The real question is: how far should writers and producers take this kind of thing? There’s no question that fans are a force to be reckoned with. The last few years have seen entire series revived through fans’ efforts: when Firefly, Joss Whedon’s space western, was cancelled after one season, fans successfully campaigned to get it released on DVD, sales of which led to the commissioning of a film sequel; likewise, Arrested Development got a film adaptation and at least one further season when its fanbase grew to substantial proportions thanks to DVD sales and Netflix.
Naturally, if the team behind a hit TV show panders too far to the fans’ whims, there will be accusations of selling out and brown-nosing. On the other hand, ignoring the fans completely – or deliberately choosing to mess with them – can be dangerous. Shows like How I Met Your Mother, which eight seasons in has yet to reveal who the eponymous mother is, has slowly worn down its viewers’ interest so that the majority of them are now just praying for it to be over; meanwhile, one-off events like the notorious ‘Red Wedding’ on Game Of Thrones or the rape scene in Downton Abbey can cause viewers to be “5000% done” with a show they once loved.

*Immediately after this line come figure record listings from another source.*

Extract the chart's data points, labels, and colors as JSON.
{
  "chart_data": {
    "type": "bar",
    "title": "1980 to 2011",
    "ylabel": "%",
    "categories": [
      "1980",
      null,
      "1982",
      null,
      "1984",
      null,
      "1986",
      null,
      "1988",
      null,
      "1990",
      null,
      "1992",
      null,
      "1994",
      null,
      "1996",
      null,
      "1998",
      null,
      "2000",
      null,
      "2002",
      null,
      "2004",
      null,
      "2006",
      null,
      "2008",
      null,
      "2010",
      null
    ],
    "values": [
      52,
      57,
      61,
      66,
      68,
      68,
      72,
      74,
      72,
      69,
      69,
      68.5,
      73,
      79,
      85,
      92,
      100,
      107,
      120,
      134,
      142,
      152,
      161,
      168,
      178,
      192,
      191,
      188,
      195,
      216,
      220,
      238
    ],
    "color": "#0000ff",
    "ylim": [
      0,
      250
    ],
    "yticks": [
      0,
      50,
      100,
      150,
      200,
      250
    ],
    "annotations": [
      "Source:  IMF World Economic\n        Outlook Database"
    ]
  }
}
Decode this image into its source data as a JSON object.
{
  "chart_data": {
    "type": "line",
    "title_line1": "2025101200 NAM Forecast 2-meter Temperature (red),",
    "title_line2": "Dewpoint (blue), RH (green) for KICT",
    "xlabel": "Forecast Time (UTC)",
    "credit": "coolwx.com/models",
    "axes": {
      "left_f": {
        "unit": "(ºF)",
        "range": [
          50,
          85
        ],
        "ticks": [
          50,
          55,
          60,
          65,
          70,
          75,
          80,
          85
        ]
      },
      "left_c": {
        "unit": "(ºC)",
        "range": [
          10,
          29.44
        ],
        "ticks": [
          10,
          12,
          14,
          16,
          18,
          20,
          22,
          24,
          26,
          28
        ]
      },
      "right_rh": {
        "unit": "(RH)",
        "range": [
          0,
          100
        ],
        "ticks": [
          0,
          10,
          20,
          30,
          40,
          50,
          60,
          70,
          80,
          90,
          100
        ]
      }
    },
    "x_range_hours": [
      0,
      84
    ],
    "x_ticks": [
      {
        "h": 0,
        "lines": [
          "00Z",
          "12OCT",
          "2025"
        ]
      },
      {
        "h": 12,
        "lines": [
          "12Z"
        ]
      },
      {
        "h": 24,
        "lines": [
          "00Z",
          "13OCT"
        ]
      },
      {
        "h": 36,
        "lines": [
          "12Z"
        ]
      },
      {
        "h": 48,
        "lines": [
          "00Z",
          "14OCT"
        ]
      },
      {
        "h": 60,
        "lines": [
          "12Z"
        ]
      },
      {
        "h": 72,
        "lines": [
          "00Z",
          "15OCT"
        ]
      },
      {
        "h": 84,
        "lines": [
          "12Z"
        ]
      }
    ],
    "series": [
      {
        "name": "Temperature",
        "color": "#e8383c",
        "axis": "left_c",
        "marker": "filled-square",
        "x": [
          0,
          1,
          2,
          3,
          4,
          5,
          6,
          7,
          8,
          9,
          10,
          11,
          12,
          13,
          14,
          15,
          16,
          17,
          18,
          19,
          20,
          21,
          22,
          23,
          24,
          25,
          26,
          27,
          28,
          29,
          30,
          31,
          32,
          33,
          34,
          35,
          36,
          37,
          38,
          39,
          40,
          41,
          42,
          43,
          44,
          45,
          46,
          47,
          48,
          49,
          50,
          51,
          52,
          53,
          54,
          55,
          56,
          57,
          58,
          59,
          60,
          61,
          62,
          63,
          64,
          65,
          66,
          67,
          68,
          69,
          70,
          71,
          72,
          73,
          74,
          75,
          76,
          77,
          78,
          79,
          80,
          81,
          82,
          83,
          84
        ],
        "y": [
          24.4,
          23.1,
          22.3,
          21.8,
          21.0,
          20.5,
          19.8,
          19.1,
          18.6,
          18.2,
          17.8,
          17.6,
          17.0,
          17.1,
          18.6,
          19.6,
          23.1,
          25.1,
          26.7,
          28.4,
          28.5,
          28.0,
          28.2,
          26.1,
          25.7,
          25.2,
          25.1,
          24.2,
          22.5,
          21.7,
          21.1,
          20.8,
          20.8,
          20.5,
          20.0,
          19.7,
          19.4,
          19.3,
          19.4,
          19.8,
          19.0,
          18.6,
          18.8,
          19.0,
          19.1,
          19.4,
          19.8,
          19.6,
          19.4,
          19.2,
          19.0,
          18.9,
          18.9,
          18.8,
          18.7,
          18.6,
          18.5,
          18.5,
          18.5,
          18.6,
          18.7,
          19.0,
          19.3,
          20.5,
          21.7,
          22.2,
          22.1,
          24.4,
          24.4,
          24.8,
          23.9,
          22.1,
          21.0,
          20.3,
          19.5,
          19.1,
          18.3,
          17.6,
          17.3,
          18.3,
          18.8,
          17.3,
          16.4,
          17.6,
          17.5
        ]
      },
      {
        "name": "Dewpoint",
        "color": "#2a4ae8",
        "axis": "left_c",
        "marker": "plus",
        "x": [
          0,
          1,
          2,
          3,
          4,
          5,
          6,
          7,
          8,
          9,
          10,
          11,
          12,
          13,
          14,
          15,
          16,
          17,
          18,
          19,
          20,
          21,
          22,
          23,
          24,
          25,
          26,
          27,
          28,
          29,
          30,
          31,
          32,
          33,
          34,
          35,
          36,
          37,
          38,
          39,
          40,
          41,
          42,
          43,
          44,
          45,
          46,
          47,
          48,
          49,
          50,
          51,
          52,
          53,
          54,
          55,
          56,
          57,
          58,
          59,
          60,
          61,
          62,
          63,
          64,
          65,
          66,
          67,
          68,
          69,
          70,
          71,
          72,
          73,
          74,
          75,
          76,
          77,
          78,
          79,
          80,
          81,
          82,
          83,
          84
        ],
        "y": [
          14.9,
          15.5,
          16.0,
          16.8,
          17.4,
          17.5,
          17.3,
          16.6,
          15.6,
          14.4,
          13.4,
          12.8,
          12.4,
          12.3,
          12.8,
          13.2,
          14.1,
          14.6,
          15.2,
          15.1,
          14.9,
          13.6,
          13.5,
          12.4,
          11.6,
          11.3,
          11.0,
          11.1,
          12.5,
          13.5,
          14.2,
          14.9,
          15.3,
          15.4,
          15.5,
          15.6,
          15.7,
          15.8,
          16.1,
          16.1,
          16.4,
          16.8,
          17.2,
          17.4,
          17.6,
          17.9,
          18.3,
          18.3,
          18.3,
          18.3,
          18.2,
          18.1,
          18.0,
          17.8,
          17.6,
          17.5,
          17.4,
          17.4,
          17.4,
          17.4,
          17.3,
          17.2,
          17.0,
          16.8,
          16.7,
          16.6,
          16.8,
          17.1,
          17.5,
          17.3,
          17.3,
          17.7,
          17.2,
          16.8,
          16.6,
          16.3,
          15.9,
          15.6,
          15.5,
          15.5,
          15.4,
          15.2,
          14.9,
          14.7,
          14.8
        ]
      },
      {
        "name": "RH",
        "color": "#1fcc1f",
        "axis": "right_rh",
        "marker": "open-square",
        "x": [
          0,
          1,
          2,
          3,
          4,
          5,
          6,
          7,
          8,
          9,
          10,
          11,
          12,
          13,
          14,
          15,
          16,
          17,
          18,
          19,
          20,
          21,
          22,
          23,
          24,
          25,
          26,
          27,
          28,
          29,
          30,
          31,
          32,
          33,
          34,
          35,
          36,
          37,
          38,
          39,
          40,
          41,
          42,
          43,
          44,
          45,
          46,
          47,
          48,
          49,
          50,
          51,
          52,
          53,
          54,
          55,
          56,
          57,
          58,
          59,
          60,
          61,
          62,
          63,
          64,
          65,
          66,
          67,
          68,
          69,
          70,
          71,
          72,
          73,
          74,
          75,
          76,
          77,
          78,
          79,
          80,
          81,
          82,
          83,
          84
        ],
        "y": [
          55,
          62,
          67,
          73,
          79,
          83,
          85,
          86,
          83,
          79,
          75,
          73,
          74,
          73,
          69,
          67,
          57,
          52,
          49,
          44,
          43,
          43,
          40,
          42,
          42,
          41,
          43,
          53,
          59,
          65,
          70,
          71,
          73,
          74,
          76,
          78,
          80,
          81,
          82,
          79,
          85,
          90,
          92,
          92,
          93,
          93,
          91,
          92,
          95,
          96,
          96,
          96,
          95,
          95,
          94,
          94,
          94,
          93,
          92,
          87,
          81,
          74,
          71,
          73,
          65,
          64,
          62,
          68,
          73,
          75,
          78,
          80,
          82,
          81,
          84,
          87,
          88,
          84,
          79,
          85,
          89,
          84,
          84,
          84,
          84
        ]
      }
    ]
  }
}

Thus far, both Joss Whedon and Steven Moffat seem to be getting the balance just about right. The Internet has frequently vented its anger at them, but it’s an anger borne from love; and, crucially, people are still watching their shows. Whedon has a loyal following of fans who’ve jumped eagerly into Buffy, Angel, Dollhouse, Firefly and Agents of SHIELD; meanwhile, the first episode of the most recent season of Sherlock was the most tweeted-about episode of any drama series, a record which the third episode summarily went on to break. Clearly, they’re doing something right, even if they occasionally cause their fans moments of angst and despair. So well done, and we’ll be waiting with bated breath for the next season. Which would be welcome as soon as possible. Please. Grrr.